I have a few file upload websites, with files ranging from hundreds of kilobytes to a few gigabytes.

Currently I have all files in a distribute-replicate Gluster volume on a few servers.

My biggest problem with Gluster is speed.

For example I have a folder with ~80,000 images averaging 500KB each and it took me a couple of hours to change the images' owner.

For the moment everything is pretty decent, but I'm worried about having much more files and the time it will take to work with them.

What alternatives do I have?

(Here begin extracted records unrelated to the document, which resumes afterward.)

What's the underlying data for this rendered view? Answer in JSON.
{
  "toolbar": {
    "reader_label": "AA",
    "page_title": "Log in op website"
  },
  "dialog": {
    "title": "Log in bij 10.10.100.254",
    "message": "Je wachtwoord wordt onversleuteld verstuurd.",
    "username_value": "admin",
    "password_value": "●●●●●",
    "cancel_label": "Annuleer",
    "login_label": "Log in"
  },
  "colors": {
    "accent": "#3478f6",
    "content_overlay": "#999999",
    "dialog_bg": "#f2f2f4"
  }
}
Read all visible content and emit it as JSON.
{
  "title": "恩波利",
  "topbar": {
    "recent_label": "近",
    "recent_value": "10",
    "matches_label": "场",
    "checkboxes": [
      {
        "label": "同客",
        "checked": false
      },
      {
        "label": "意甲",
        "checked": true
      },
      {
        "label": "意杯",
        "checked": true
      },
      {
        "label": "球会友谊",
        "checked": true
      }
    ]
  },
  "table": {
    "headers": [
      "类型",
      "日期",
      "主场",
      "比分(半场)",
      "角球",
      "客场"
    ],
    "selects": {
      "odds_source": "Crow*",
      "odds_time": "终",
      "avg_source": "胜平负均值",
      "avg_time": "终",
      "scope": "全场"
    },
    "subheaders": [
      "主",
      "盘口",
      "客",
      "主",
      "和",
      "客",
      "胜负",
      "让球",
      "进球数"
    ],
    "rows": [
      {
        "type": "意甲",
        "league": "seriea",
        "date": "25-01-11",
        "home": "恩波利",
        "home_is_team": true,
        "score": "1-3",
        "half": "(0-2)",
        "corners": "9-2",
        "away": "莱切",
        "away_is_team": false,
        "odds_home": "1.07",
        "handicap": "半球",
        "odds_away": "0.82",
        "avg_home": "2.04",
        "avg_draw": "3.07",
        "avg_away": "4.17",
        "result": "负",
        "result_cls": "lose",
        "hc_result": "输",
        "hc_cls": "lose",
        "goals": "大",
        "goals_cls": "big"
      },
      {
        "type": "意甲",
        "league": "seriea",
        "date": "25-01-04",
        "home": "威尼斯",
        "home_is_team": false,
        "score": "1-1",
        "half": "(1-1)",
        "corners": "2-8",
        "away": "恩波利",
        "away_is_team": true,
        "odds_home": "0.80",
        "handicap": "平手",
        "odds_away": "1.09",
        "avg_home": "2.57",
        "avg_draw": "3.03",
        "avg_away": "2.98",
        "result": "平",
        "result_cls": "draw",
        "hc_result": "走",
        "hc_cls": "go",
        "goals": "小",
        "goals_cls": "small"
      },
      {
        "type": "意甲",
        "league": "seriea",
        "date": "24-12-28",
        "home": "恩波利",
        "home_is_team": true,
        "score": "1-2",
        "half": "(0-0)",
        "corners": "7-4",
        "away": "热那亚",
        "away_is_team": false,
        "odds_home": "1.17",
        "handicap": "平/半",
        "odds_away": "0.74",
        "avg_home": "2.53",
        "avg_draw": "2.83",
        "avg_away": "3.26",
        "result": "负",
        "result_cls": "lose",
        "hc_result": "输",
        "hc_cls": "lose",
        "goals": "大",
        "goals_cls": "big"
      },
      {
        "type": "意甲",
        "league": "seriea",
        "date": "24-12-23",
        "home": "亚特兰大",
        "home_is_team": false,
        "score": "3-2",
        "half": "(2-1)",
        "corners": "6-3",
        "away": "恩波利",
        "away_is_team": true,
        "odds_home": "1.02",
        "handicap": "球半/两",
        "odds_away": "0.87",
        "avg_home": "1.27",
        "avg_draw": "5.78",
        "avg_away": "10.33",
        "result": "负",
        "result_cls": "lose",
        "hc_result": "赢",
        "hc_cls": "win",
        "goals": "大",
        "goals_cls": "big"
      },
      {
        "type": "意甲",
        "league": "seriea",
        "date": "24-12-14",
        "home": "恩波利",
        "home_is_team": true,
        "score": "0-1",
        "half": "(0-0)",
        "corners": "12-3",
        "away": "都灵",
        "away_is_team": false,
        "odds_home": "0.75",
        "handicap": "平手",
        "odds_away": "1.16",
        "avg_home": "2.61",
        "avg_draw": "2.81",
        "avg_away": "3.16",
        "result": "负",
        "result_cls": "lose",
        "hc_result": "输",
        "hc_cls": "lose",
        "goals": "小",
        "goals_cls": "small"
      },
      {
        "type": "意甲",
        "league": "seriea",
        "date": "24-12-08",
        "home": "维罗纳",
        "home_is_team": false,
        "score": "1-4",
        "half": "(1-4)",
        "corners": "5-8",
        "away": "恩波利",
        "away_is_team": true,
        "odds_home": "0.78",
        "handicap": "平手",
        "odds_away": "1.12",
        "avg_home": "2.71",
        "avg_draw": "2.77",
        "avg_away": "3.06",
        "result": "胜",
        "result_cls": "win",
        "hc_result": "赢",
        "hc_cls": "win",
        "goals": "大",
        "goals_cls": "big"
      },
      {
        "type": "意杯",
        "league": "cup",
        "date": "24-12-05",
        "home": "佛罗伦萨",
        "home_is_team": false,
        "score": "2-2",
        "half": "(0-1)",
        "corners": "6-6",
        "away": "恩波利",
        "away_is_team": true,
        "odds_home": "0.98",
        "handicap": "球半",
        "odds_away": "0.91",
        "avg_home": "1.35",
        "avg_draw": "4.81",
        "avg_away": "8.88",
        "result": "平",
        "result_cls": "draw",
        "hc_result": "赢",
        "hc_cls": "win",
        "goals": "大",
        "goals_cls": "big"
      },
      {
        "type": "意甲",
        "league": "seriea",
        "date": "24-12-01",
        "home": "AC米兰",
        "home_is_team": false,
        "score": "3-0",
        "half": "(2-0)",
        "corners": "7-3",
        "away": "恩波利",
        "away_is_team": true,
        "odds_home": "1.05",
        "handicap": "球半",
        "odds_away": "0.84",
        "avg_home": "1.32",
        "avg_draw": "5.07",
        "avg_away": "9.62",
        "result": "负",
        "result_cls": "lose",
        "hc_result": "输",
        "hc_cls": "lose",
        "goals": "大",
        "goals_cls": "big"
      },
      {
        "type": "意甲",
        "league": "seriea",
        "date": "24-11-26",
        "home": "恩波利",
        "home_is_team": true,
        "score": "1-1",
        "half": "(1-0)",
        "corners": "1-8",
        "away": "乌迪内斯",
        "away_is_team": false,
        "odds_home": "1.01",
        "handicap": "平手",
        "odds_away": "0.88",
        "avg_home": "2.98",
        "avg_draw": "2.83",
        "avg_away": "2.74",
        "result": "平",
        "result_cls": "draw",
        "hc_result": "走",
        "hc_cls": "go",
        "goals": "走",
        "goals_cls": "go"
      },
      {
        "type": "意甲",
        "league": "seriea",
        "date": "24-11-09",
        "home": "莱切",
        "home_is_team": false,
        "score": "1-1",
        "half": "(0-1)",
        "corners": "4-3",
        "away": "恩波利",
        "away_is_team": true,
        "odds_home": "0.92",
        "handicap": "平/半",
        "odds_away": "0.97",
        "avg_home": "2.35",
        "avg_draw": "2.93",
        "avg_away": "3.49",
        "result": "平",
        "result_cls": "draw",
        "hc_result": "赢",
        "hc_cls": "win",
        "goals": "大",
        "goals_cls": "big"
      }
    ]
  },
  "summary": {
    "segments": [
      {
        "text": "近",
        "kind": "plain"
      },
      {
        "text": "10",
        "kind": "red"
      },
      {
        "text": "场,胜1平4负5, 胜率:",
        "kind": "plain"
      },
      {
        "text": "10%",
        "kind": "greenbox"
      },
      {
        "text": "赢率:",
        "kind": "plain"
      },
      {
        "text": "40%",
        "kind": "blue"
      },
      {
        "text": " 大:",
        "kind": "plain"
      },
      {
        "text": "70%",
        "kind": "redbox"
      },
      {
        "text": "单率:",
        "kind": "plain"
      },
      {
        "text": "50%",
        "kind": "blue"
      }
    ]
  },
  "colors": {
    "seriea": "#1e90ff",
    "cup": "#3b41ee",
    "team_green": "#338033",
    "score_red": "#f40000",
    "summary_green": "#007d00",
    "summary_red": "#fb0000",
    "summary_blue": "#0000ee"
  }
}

Am I doing anything wrong with Gluster?

This is my gluster configuration:

performance.cache-size: 1GB
performance.cache-refresh-timeout: 60
performance.cache-max-file-size: 100KB
cluster.choose-local: true
performance.readdir-ahead: on
performance.io-thread-count: 16
client.event-threads: 3
server.event-threads: 3
Alex Dumitru
  • 315
  • 2
  • 3
  • 8

2 Answers2

3

I have used lsyncd program in a similar situation where I need to synchronize may servers' content. Internally it uses rsync to synchronize files between servers.

However, the drawback is that you need to direct uploads to a single server, and synchronise files from that server to all servers.

Tero Kilkanen
  • 34,499
  • 3
  • 38
  • 58
1

Any distributed filesystem will suffer when executing batch operations on large number of files: after all, it had to propagate all changes to a remote machine, and latency skyrocket compared to local host only. This can be especially noticeable when executing metadata-changing operations: not touching real data, they are very fast locally; however, remote replication will be totally latency-bound.

You have basically two solutions:

  • use a file-sharing approach, uploading your files on a specific box and exporting them via NFS. While NFS is not a silver bullet (and it is not a speed monster), when coupled with client-side caching it can perform adequately
  • use an asynchronous file-replication system as lsyncd (or something based on rsync)
shodanshok
  • 44,038
  • 6
  • 98
  • 162